Alvarenga e Ranchinho não ficaram ricos; seus sucessores
sertanejos são milionários e bolsonaristas
Há algumas semanas [5/7], escrevi sobre uma moda de viola,
"O drama de Angélica", gravada em 1942 pela dupla sertaneja Alvarenga
e Ranchinho. Muitos leitores se encantaram com os versos em proparoxítonas,
que se antecipavam em 29 anos a "Construção" de Chico Buarque.

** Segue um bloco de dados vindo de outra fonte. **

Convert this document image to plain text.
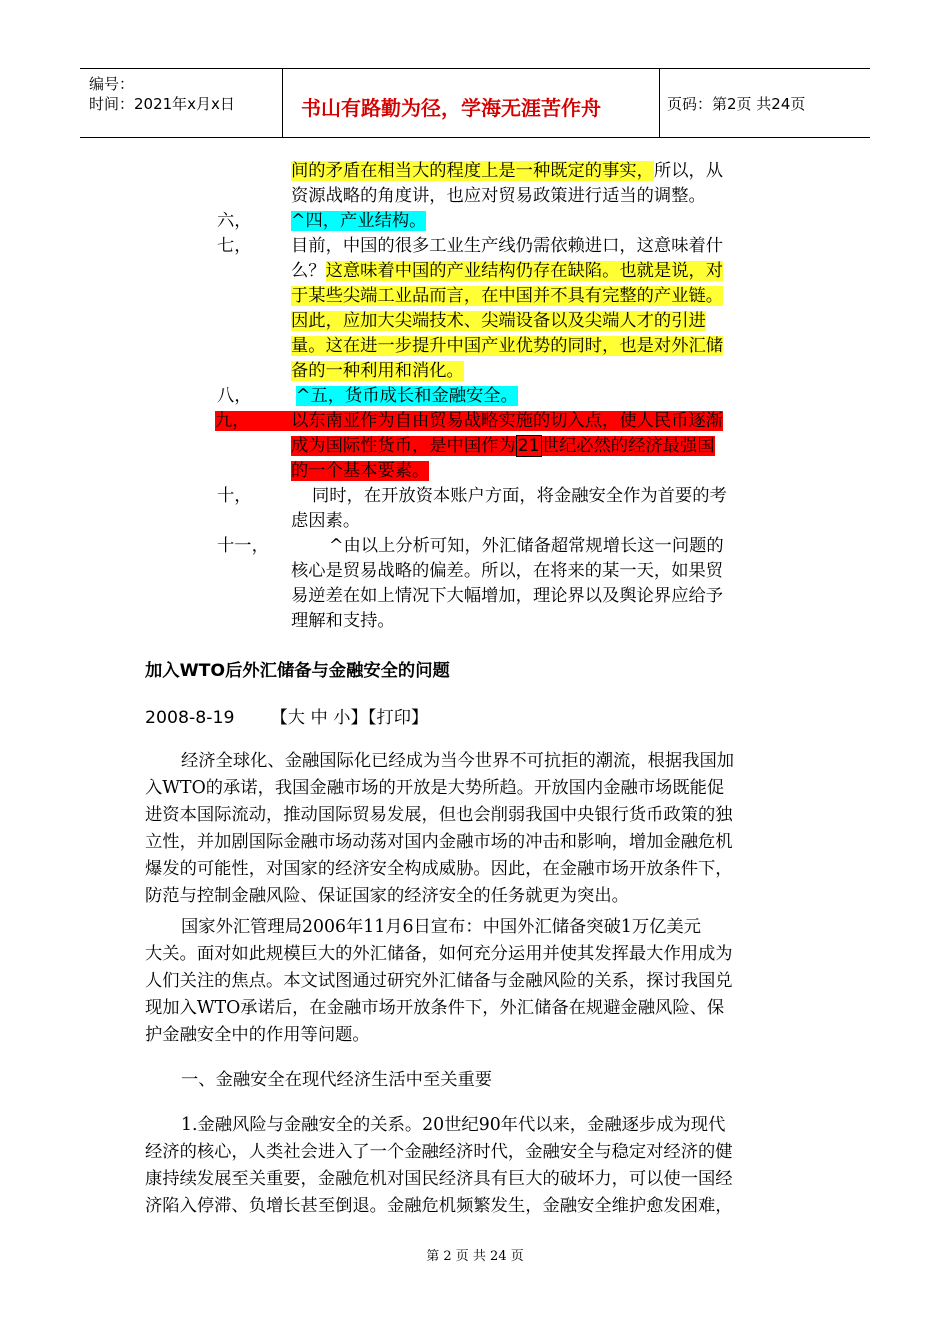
编号：
时间：2021年x月x日	书山有路勤为径，学海无涯苦作舟	页码：第2页 共24页
间的矛盾在相当大的程度上是一种既定的事实，所以，从
资源战略的角度讲，也应对贸易政策进行适当的调整。
六， ^四，产业结构。
七， 目前，中国的很多工业生产线仍需依赖进口，这意味着什
么？这意味着中国的产业结构仍存在缺陷。也就是说，对
于某些尖端工业品而言，在中国并不具有完整的产业链。
因此，应加大尖端技术、尖端设备以及尖端人才的引进
量。这在进一步提升中国产业优势的同时，也是对外汇储
备的一种利用和消化。
八，	^五，货币成长和金融安全。
九，	以东南亚作为自由贸易战略实施的切入点，使人民币逐渐
成为国际性货币，是中国作为 21 世纪必然的经济最强国
的一个基本要素。
十，	同时，在开放资本账户方面，将金融安全作为首要的考
虑因素。
十一，	^由以上分析可知，外汇储备超常规增长这一问题的
核心是贸易战略的偏差。所以，在将来的某一天，如果贸
易逆差在如上情况下大幅增加，理论界以及舆论界应给予
理解和支持。
加入WTO后外汇储备与金融安全的问题
2008-8-19 【大 中 小】【打印】
经济全球化、金融国际化已经成为当今世界不可抗拒的潮流，根据我国加
入WTO的承诺，我国金融市场的开放是大势所趋。开放国内金融市场既能促
进资本国际流动，推动国际贸易发展，但也会削弱我国中央银行货币政策的独
立性，并加剧国际金融市场动荡对国内金融市场的冲击和影响，增加金融危机
爆发的可能性，对国家的经济安全构成威胁。因此，在金融市场开放条件下，
防范与控制金融风险、保证国家的经济安全的任务就更为突出。
国家外汇管理局2006年11月6日宣布：中国外汇储备突破1万亿美元
大关。面对如此规模巨大的外汇储备，如何充分运用并使其发挥最大作用成为
人们关注的焦点。本文试图通过研究外汇储备与金融风险的关系，探讨我国兑
现加入WTO承诺后，在金融市场开放条件下，外汇储备在规避金融风险、保
护金融安全中的作用等问题。
一、金融安全在现代经济生活中至关重要
1.金融风险与金融安全的关系。20世纪90年代以来，金融逐步成为现代
经济的核心，人类社会进入了一个金融经济时代，金融安全与稳定对经济的健
康持续发展至关重要，金融危机对国民经济具有巨大的破坏力，可以使一国经
济陷入停滞、负增长甚至倒退。金融危机频繁发生，金融安全维护愈发困难，
第 2 页 共 24 页
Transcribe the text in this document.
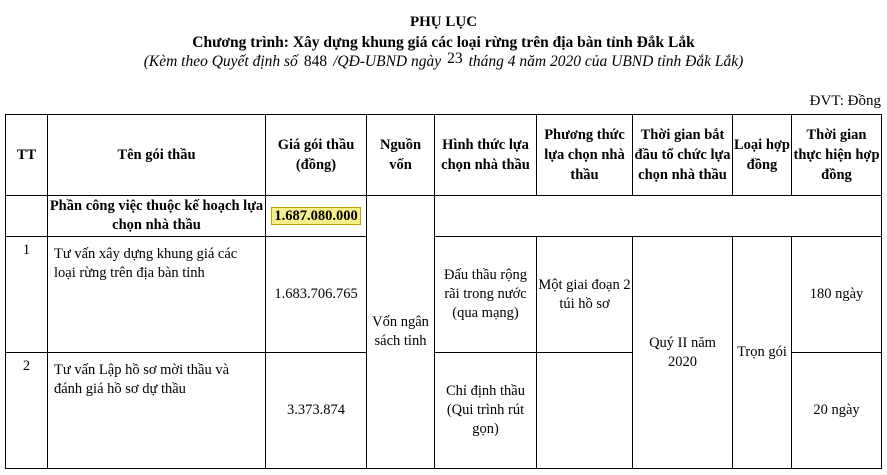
PHỤ LỤC
Chương trình: Xây dựng khung giá các loại rừng trên địa bàn tỉnh Đắk Lắk
(Kèm theo Quyết định số 848 /QĐ-UBND ngày 23 tháng 4 năm 2020 của UBND tỉnh Đắk Lắk)
ĐVT: Đồng
TT	Tên gói thầu	Giá gói thầu (đồng)	Nguồn vốn	Hình thức lựa chọn nhà thầu	Phương thức lựa chọn nhà thầu	Thời gian bắt đầu tổ chức lựa chọn nhà thầu	Loại hợp đồng	Thời gian thực hiện hợp đồng
	Phần công việc thuộc kế hoạch lựa chọn nhà thầu	1.687.080.000	Vốn ngân sách tỉnh					
1	Tư vấn xây dựng khung giá các loại rừng trên địa bàn tỉnh	1.683.706.765		Đấu thầu rộng rãi trong nước (qua mạng)	Một giai đoạn 2 túi hồ sơ	Quý II năm 2020	Trọn gói	180 ngày
2	Tư vấn Lập hồ sơ mời thầu và đánh giá hồ sơ dự thầu	3.373.874		Chỉ định thầu (Qui trình rút gọn)				20 ngày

Aproveitei para comentar que, um dia, no Brasil, as duplas sertanejas eram
diferentes das de hoje, e a de Alvarenga (1912-78) e Ranchinho (1912-91), mais
que todas. Sem se afastarem da então liturgia do gênero —chapéu de palha,
camisa xadrez, pronúncia "errada"—, eles estavam na linha de frente
da música popular.
Alvarenga e Ranchinho eram atrações fixas
do Cassino da Urca, contratados da Rádio Mayrink Veiga, a principal do Brasil
nos anos 1930 e parte dos 40, gravavam na Victor e se apresentavam em Portugal.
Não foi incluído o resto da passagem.